There was a questioning note in her voice as if she were still half-minded to leave him in the dark to think what he would.

“You certainly had,” said John emphatically. “And whatever the truth is, it can't be so dreadful after all. You wouldn't have thought it so dreadful yourself if it hadn't been for the strain you've been living under this past week. Come, Blodwen. I am certain that your uncle is innocent.”

“But why? But how?” she faltered. “Oh, so was I at first! But everything points to him and I can't be certain any longer! I feel a traitor, but I can't, I can't!”

She seemed disposed to weep again, but mastering herself said quietly:

“I found that ring pushed down at the side of the seat in my uncle's car. That's all. The car he was driving when he—when he met Charles. I was out in the car last night, and I dropped a shilling in the dark. And I felt about and pushed my hand down at the side of the cushion, and found—that.”

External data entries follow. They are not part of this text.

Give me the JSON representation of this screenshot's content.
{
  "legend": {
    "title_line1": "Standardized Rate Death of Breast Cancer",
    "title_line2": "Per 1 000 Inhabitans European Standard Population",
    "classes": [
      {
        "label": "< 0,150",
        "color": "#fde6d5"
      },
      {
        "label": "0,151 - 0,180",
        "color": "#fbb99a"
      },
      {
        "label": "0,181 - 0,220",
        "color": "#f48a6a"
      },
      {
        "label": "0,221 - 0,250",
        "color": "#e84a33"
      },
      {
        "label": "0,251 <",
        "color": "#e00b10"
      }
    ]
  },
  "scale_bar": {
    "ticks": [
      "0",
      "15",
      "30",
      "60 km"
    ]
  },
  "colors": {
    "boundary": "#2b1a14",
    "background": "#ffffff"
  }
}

“And you think he put it there?”

“Who else? It was the last straw, John! I've been fighting and fighting not to think him guilty. But that coat found on the Forest! And now this! Oh, it's so like Uncle Morris! To be so careless, I mean, to be so thoughtless—to underestimate so the forces that would come to work against him!”

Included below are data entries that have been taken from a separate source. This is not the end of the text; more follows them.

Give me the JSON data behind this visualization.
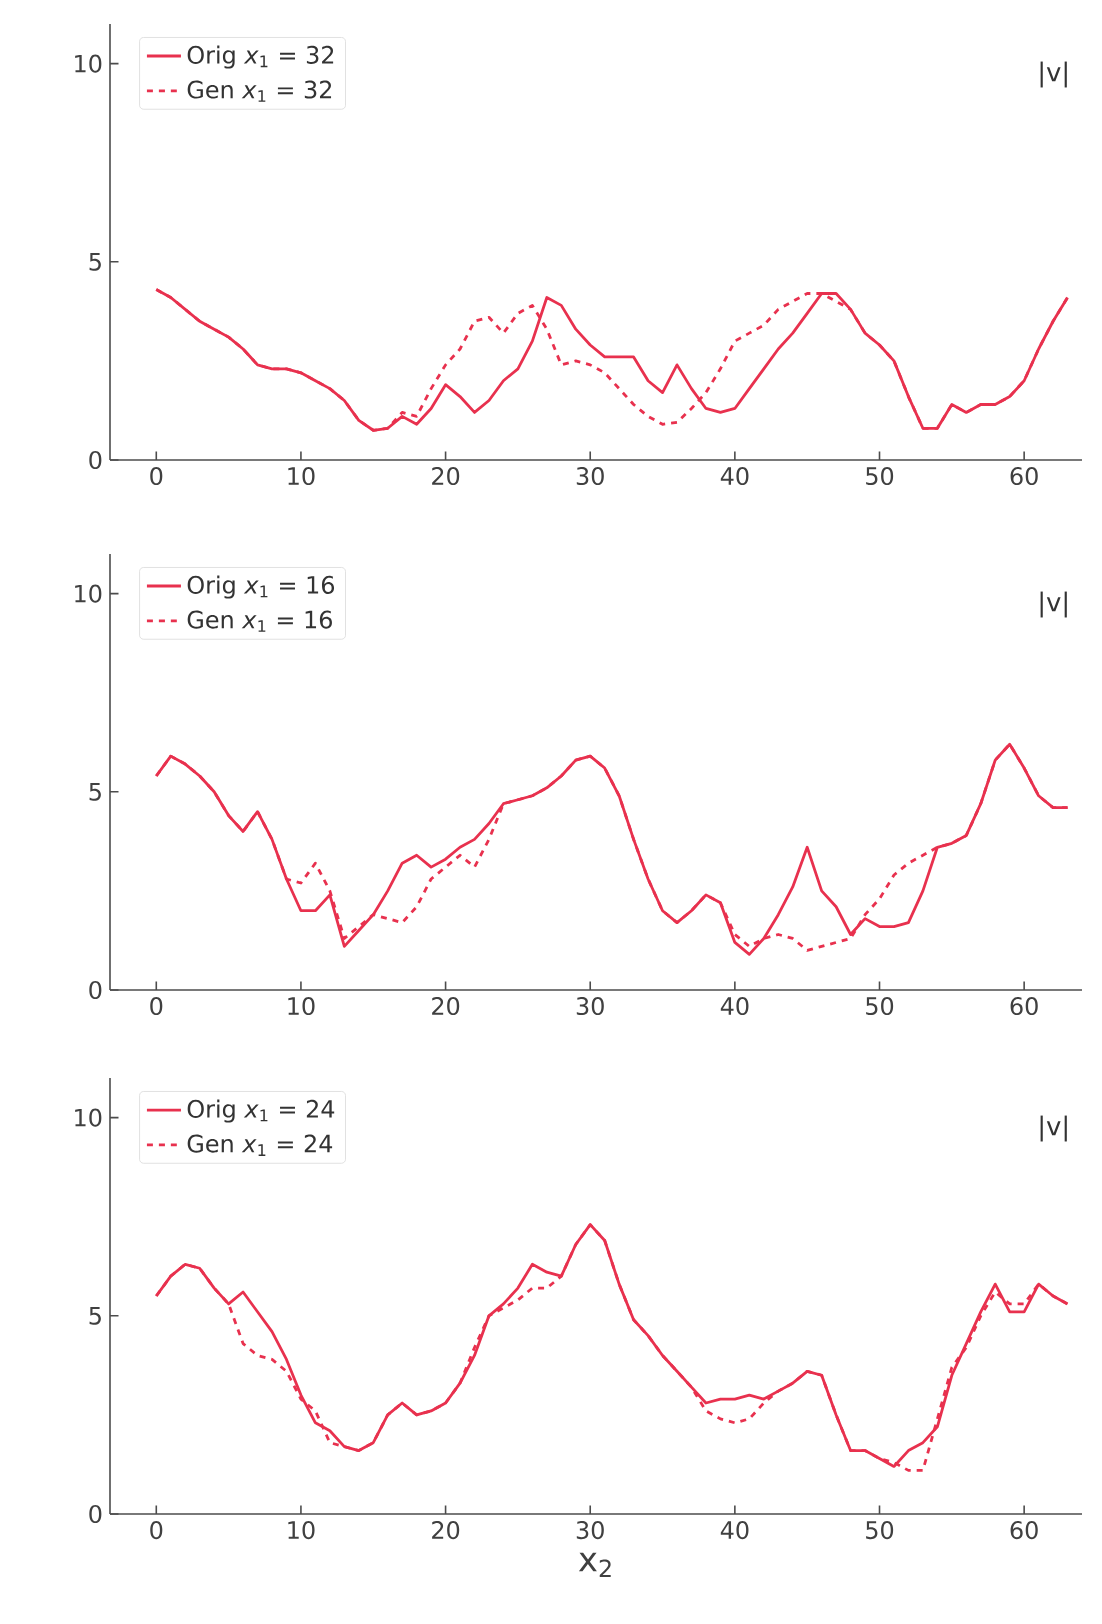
{
  "chart_data": [
    {
      "type": "line",
      "x": [
        0,
        1,
        2,
        3,
        4,
        5,
        6,
        7,
        8,
        9,
        10,
        11,
        12,
        13,
        14,
        15,
        16,
        17,
        18,
        19,
        20,
        21,
        22,
        23,
        24,
        25,
        26,
        27,
        28,
        29,
        30,
        31,
        32,
        33,
        34,
        35,
        36,
        37,
        38,
        39,
        40,
        41,
        42,
        43,
        44,
        45,
        46,
        47,
        48,
        49,
        50,
        51,
        52,
        53,
        54,
        55,
        56,
        57,
        58,
        59,
        60,
        61,
        62,
        63
      ],
      "series": [
        {
          "name": "Orig *x*$_{1}$ = 32",
          "color": "#e8314e",
          "line_style": "solid",
          "values": [
            4.3,
            4.1,
            3.8,
            3.5,
            3.3,
            3.1,
            2.8,
            2.4,
            2.3,
            2.3,
            2.2,
            2.0,
            1.8,
            1.5,
            1.0,
            0.75,
            0.8,
            1.1,
            0.9,
            1.3,
            1.9,
            1.6,
            1.2,
            1.5,
            2.0,
            2.3,
            3.0,
            4.1,
            3.9,
            3.3,
            2.9,
            2.6,
            2.6,
            2.6,
            2.0,
            1.7,
            2.4,
            1.8,
            1.3,
            1.2,
            1.3,
            1.8,
            2.3,
            2.8,
            3.2,
            3.7,
            4.2,
            4.2,
            3.8,
            3.2,
            2.9,
            2.5,
            1.6,
            0.8,
            0.8,
            1.4,
            1.2,
            1.4,
            1.4,
            1.6,
            2.0,
            2.8,
            3.5,
            4.1
          ]
        },
        {
          "name": "Gen *x*$_{1}$ = 32",
          "color": "#e8314e",
          "line_style": "dashed",
          "values": [
            4.3,
            4.1,
            3.8,
            3.5,
            3.3,
            3.1,
            2.8,
            2.4,
            2.3,
            2.3,
            2.2,
            2.0,
            1.8,
            1.5,
            1.0,
            0.75,
            0.8,
            1.2,
            1.1,
            1.8,
            2.4,
            2.8,
            3.5,
            3.6,
            3.2,
            3.7,
            3.9,
            3.3,
            2.4,
            2.5,
            2.4,
            2.2,
            1.8,
            1.4,
            1.1,
            0.9,
            0.95,
            1.3,
            1.7,
            2.3,
            3.0,
            3.2,
            3.4,
            3.8,
            4.0,
            4.2,
            4.2,
            4.0,
            3.8,
            3.2,
            2.9,
            2.5,
            1.6,
            0.8,
            0.8,
            1.4,
            1.2,
            1.4,
            1.4,
            1.6,
            2.0,
            2.8,
            3.5,
            4.1
          ]
        }
      ],
      "xlim": [
        -3.2,
        64
      ],
      "ylim": [
        0,
        11
      ],
      "xticks": [
        0,
        10,
        20,
        30,
        40,
        50,
        60
      ],
      "yticks": [
        0,
        5,
        10
      ],
      "legend": "top left",
      "annotations": [
        "|v|"
      ]
    },
    {
      "type": "line",
      "x": [
        0,
        1,
        2,
        3,
        4,
        5,
        6,
        7,
        8,
        9,
        10,
        11,
        12,
        13,
        14,
        15,
        16,
        17,
        18,
        19,
        20,
        21,
        22,
        23,
        24,
        25,
        26,
        27,
        28,
        29,
        30,
        31,
        32,
        33,
        34,
        35,
        36,
        37,
        38,
        39,
        40,
        41,
        42,
        43,
        44,
        45,
        46,
        47,
        48,
        49,
        50,
        51,
        52,
        53,
        54,
        55,
        56,
        57,
        58,
        59,
        60,
        61,
        62,
        63
      ],
      "series": [
        {
          "name": "Orig *x*$_{1}$ = 16",
          "color": "#e8314e",
          "line_style": "solid",
          "values": [
            5.4,
            5.9,
            5.7,
            5.4,
            5.0,
            4.4,
            4.0,
            4.5,
            3.8,
            2.8,
            2.0,
            2.0,
            2.4,
            1.1,
            1.5,
            1.9,
            2.5,
            3.2,
            3.4,
            3.1,
            3.3,
            3.6,
            3.8,
            4.2,
            4.7,
            4.8,
            4.9,
            5.1,
            5.4,
            5.8,
            5.9,
            5.6,
            4.9,
            3.8,
            2.8,
            2.0,
            1.7,
            2.0,
            2.4,
            2.2,
            1.2,
            0.9,
            1.3,
            1.9,
            2.6,
            3.6,
            2.5,
            2.1,
            1.4,
            1.8,
            1.6,
            1.6,
            1.7,
            2.5,
            3.6,
            3.7,
            3.9,
            4.7,
            5.8,
            6.2,
            5.6,
            4.9,
            4.6,
            4.6
          ]
        },
        {
          "name": "Gen *x*$_{1}$ = 16",
          "color": "#e8314e",
          "line_style": "dashed",
          "values": [
            5.4,
            5.9,
            5.7,
            5.4,
            5.0,
            4.4,
            4.0,
            4.5,
            3.8,
            2.8,
            2.7,
            3.2,
            2.5,
            1.3,
            1.6,
            1.9,
            1.8,
            1.7,
            2.1,
            2.8,
            3.1,
            3.4,
            3.1,
            3.8,
            4.7,
            4.8,
            4.9,
            5.1,
            5.4,
            5.8,
            5.9,
            5.6,
            4.9,
            3.8,
            2.8,
            2.0,
            1.7,
            2.0,
            2.4,
            2.2,
            1.4,
            1.1,
            1.3,
            1.4,
            1.3,
            1.0,
            1.1,
            1.2,
            1.3,
            1.9,
            2.3,
            2.9,
            3.2,
            3.4,
            3.6,
            3.7,
            3.9,
            4.7,
            5.8,
            6.2,
            5.6,
            4.9,
            4.6,
            4.6
          ]
        }
      ],
      "xlim": [
        -3.2,
        64
      ],
      "ylim": [
        0,
        11
      ],
      "xticks": [
        0,
        10,
        20,
        30,
        40,
        50,
        60
      ],
      "yticks": [
        0,
        5,
        10
      ],
      "legend": "top left",
      "annotations": [
        "|v|"
      ]
    },
    {
      "type": "line",
      "x": [
        0,
        1,
        2,
        3,
        4,
        5,
        6,
        7,
        8,
        9,
        10,
        11,
        12,
        13,
        14,
        15,
        16,
        17,
        18,
        19,
        20,
        21,
        22,
        23,
        24,
        25,
        26,
        27,
        28,
        29,
        30,
        31,
        32,
        33,
        34,
        35,
        36,
        37,
        38,
        39,
        40,
        41,
        42,
        43,
        44,
        45,
        46,
        47,
        48,
        49,
        50,
        51,
        52,
        53,
        54,
        55,
        56,
        57,
        58,
        59,
        60,
        61,
        62,
        63
      ],
      "series": [
        {
          "name": "Orig *x*$_{1}$ = 24",
          "color": "#e8314e",
          "line_style": "solid",
          "values": [
            5.5,
            6.0,
            6.3,
            6.2,
            5.7,
            5.3,
            5.6,
            5.1,
            4.6,
            3.9,
            3.0,
            2.3,
            2.1,
            1.7,
            1.6,
            1.8,
            2.5,
            2.8,
            2.5,
            2.6,
            2.8,
            3.3,
            4.0,
            5.0,
            5.3,
            5.7,
            6.3,
            6.1,
            6.0,
            6.8,
            7.3,
            6.9,
            5.8,
            4.9,
            4.5,
            4.0,
            3.6,
            3.2,
            2.8,
            2.9,
            2.9,
            3.0,
            2.9,
            3.1,
            3.3,
            3.6,
            3.5,
            2.5,
            1.6,
            1.6,
            1.4,
            1.2,
            1.6,
            1.8,
            2.2,
            3.5,
            4.3,
            5.1,
            5.8,
            5.1,
            5.1,
            5.8,
            5.5,
            5.3
          ]
        },
        {
          "name": "Gen *x*$_{1}$ = 24",
          "color": "#e8314e",
          "line_style": "dashed",
          "values": [
            5.5,
            6.0,
            6.3,
            6.2,
            5.7,
            5.3,
            4.3,
            4.0,
            3.9,
            3.6,
            2.9,
            2.6,
            1.8,
            1.7,
            1.6,
            1.8,
            2.5,
            2.8,
            2.5,
            2.6,
            2.8,
            3.3,
            4.2,
            5.0,
            5.2,
            5.4,
            5.7,
            5.7,
            6.0,
            6.8,
            7.3,
            6.9,
            5.8,
            4.9,
            4.5,
            4.0,
            3.6,
            3.2,
            2.6,
            2.4,
            2.3,
            2.4,
            2.8,
            3.1,
            3.3,
            3.6,
            3.5,
            2.5,
            1.6,
            1.6,
            1.4,
            1.3,
            1.1,
            1.1,
            2.4,
            3.7,
            4.2,
            5.0,
            5.6,
            5.3,
            5.3,
            5.8,
            5.5,
            5.3
          ]
        }
      ],
      "xlim": [
        -3.2,
        64
      ],
      "ylim": [
        0,
        11
      ],
      "xticks": [
        0,
        10,
        20,
        30,
        40,
        50,
        60
      ],
      "yticks": [
        0,
        5,
        10
      ],
      "legend": "top left",
      "annotations": [
        "|v|"
      ],
      "xlabel": "x$_{2}$"
    }
  ]
}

“There's one obvious thing to be said, my dear. What did he want with the ring at all? Why didn't he leave it on Charles's finger?”

“Oh, I don't know! You said yourself, long ago, it might have slipped off in a struggle.”

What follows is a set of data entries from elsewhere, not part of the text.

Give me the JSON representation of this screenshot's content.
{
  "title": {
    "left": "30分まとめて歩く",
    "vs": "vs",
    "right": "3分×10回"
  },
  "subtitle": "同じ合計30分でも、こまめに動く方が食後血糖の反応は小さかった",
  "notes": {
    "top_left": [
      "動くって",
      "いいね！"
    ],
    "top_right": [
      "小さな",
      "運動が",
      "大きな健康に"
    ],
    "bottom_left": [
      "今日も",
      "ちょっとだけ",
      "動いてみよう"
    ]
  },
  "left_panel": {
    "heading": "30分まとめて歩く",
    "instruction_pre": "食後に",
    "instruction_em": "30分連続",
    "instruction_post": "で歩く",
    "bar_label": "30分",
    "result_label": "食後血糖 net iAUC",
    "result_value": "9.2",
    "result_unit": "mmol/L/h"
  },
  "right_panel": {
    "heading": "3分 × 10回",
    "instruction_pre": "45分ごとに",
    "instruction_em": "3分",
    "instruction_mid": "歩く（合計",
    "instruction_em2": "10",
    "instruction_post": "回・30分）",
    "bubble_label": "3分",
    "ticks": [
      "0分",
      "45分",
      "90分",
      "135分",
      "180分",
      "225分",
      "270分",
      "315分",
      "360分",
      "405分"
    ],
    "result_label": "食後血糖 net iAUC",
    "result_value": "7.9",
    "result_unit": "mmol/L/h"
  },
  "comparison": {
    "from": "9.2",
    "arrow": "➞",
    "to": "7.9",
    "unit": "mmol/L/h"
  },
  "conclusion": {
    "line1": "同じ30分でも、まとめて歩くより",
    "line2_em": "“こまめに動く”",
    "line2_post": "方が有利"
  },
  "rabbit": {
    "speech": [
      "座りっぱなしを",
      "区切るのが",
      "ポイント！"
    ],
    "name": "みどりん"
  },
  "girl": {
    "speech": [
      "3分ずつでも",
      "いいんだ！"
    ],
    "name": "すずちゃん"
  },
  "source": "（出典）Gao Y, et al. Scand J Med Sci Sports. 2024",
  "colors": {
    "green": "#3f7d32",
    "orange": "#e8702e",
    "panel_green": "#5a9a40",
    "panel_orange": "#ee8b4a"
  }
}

“A ring must be loose to slip off accidentally, very loose. But be comforted, Blodwen, this ring was tight on Charles's finger. Lion Browning told me so, and young Lion's an intelligent observer.”

“But who—?”

“Who took it off and planted it in your uncle's car? Ah, who? The murderer. And who is he? I don't know yet. Obviously not a friend of your uncle's, that's all we can say at present. But I'm feeling rather optimistic to-night.”

Blodwen, a little cheered by his calm and talkative manner, took his arm, and they went together across the lawn towards the house.

“Optimistic!” she echoed with a faint sigh. “Oh; John, why? Has anything happened that I don't know about?”

“A lady tried to poison me this afternoon,” said John with enjoyment. “Perhaps two ladies, but I think only one. Nothing makes a detective so happy, my dear, as an attempt on his life. It shows that somebody is finding him a nuisance.”

CHAPTER TWENTY
JIGSAW PUZZLE

Rampson and Mr. Clino were occuping chairs opposite one another in the library. As John came in from outside the latter rose hastily. He was still wearing his Inverness but had laid aside the Homburg hat. His thick grey hair stood up like the crest of a tropical bird. He was obviously puzzled, offended and very much on his dignity. So much so that even the sight of Blodwen, dishevelled in her evening dress, did not cause him more than a momentary surprise.

“Blodwen, my dear!” he exclaimed. “Were you also disturbed by our guests' curious behaviour?” He glanced balefully at Rampson. “Perhaps, sir, you will now be so good as to allow me to return to my room.”

“Really, Cousin Jim,” said Blodwen with a faint smile. “I do think you owe our guests an explanation, if it's true that you've been trying to shoot them.”